Kementerian Ketenagakerjaan (Kemnaker) menilai program padat karya mampu mempercepat pemulihan ekonomi masyarakat yang terdampak banjir bandang dan tanah longsor di Aceh, Sumatera Utara, dan Sumatera Barat.
Staf Khusus Menteri Ketenagakerjaan sekaligus Ketua Tim Kemnaker Peduli, Sukro Muhab, mengatakan program tersebut difokuskan untuk membantu warga yang terdampak, terutama mereka yang kehilangan mata pencaharian, agar dapat kembali berpenghasilan dan produktif. Menurutnya, langkah ini juga sekaligus mendorong pemulihan sarana dan prasarana di lingkungan terdampak.

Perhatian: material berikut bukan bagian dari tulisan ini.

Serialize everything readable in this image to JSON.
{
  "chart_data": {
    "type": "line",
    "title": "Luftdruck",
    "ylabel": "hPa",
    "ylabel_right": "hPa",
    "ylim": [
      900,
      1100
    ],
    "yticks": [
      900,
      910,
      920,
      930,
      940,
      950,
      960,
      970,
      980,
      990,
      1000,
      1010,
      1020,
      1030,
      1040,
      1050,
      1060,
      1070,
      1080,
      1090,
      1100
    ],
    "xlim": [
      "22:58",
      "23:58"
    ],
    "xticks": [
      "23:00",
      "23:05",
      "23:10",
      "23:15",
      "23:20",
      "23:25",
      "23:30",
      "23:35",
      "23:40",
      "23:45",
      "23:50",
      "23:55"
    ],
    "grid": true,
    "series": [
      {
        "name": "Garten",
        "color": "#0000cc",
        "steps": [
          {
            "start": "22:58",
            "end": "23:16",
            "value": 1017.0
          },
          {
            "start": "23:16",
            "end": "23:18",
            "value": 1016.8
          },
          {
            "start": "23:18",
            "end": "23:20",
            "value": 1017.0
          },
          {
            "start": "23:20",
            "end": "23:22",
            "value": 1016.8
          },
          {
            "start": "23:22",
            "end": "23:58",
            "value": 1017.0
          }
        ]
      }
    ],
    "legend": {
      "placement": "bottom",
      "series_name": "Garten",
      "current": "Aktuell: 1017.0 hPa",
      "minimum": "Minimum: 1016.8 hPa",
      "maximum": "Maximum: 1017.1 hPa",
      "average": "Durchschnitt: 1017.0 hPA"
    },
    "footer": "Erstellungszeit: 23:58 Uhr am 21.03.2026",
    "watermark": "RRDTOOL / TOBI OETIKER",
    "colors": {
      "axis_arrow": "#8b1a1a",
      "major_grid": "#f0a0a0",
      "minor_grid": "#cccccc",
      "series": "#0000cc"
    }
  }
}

Sukro menegaskan penanganan bencana tidak berhenti pada bantuan darurat. Kemnaker, kata dia, menyiapkan langkah lanjutan yang terhubung dengan program ketenagakerjaan, termasuk padat karya, agar masyarakat dapat segera bangkit dan kembali produktif.
Ia menjelaskan pemulihan melalui Kemnaker Peduli dijalankan melalui paket kegiatan yang saling melengkapi. Padat karya menjadi salah satu instrumen pemulihan ekonomi, sementara pendampingan lainnya diarahkan untuk memulihkan kondisi sosial serta mendukung kebutuhan teknis warga pascabanjir.
Selain padat karya, program lain yang tetap berjalan meliputi trauma healing, instalasi listrik, serta dukungan teknis lain di lokasi terdampak. Dalam pelaksanaan di lapangan, Kemnaker Peduli mengoptimalkan posko yang didukung Balai Pelatihan Vokasi dan Produktivitas (BPVP).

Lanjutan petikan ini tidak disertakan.